The Senate remains the biggest obstacle. On November 10, 2025, senators voted 76 to 24 to table Sen. Rand Paul's attempt to strip the restrictions from the shutdown-ending funding package. Paul and Sen. Ted Cruz were the only Republicans on the losing side.[4]
"This bill's per-serving THC content limit would make illegal any hemp product that contains more than 0.4 milligrams," Paul said on the floor. "That would be nearly 100 percent of the existing market."[5] The law applies the limit per container, not per serving; Paul's broader argument was that the threshold reaches nearly all existing cannabinoid products.

Photo: Martin Falbisoner/Wikimedia Commons (CC BY-SA 3.0)
The east side of the US Capitol stands under a blue sky in Washington, DC. Congress is weighing stalled legislative paths in the fight over a hemp THC ban.
The White House has staked out a narrower position. In its June statement on the agriculture bill, the administration said it "welcomes the opportunity to work with the Congress to, at a minimum, update the statutory definition of final hemp-derived cannabinoid products to allow Americans to benefit from access to appropriate full-spectrum CBD products."[7] Full-spectrum CBD can contain trace THC. The statement makes no such commitment for intoxicating gummies, drinks or THC vapes.
Researchers split on whether bans work
Supporters of the restrictions point to poison-center data.
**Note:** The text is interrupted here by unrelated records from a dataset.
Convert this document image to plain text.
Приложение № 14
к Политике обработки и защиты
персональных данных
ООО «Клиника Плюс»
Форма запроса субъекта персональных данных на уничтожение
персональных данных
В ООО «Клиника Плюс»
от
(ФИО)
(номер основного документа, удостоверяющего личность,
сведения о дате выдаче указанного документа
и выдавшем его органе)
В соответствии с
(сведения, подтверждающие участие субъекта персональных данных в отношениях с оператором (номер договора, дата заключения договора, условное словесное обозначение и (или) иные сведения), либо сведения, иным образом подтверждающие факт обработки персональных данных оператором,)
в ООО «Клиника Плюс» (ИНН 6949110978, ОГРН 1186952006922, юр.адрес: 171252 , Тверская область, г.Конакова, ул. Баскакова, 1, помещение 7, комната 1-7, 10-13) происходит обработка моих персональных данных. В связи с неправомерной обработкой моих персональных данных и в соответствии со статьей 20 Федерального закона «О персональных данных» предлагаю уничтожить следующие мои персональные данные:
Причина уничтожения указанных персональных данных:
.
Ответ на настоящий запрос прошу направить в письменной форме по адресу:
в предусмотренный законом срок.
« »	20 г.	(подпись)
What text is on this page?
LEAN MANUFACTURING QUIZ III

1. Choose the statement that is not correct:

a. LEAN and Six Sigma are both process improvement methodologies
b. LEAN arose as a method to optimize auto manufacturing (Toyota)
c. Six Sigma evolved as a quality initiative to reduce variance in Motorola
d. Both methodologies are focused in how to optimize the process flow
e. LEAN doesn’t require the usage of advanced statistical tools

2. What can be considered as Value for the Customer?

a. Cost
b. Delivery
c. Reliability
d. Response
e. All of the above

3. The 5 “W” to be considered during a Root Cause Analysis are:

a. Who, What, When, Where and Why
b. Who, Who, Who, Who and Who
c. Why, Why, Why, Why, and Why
A peer-reviewed poison-center study recorded 4,925 delta-8 THC exposures in 2021 and 2022, an 82.1% increase in cases year over year.[11] FDA separately reported 2,362 delta-8 exposure cases from January 2021 through February 2022; 41% involved people under 18.[10]
Matthew Rossheim, an associate professor at the University of North Texas Health Science Center, argues the data support "comprehensive bans prohibiting any detectable levels of derived intoxicating cannabinoids that are well enforced, with product testing and large fines for noncompliance." His retail study found intoxicating products in 92% of sampled shops in states with little delta-8 regulation, and 90% in states with restrictive laws, a finding that points to the gap between enacting restrictions and enforcing them.[12]
Eric Leas, an assistant professor at UC San Diego's Herbert Wertheim School of Public Health, found delta-8 use was highest where marijuana remained illegal. "These findings underscore that people don't just stop using cannabis when their state bans it," he said. "They often shift to alternatives that are easier to access, even if they're less well-studied or poorly regulated."[13]
None of the exposure data establishes a Chinese origin for the products involved. That is the gap between the documented youth-safety problem and Wolf's national-security framing, and it is the gap his requested investigation would have to close.
Congress has 17 weeks. Absent new legislation, the 0.4 milligram per-container limit, cartridges included, becomes federal law on November 12, 2026.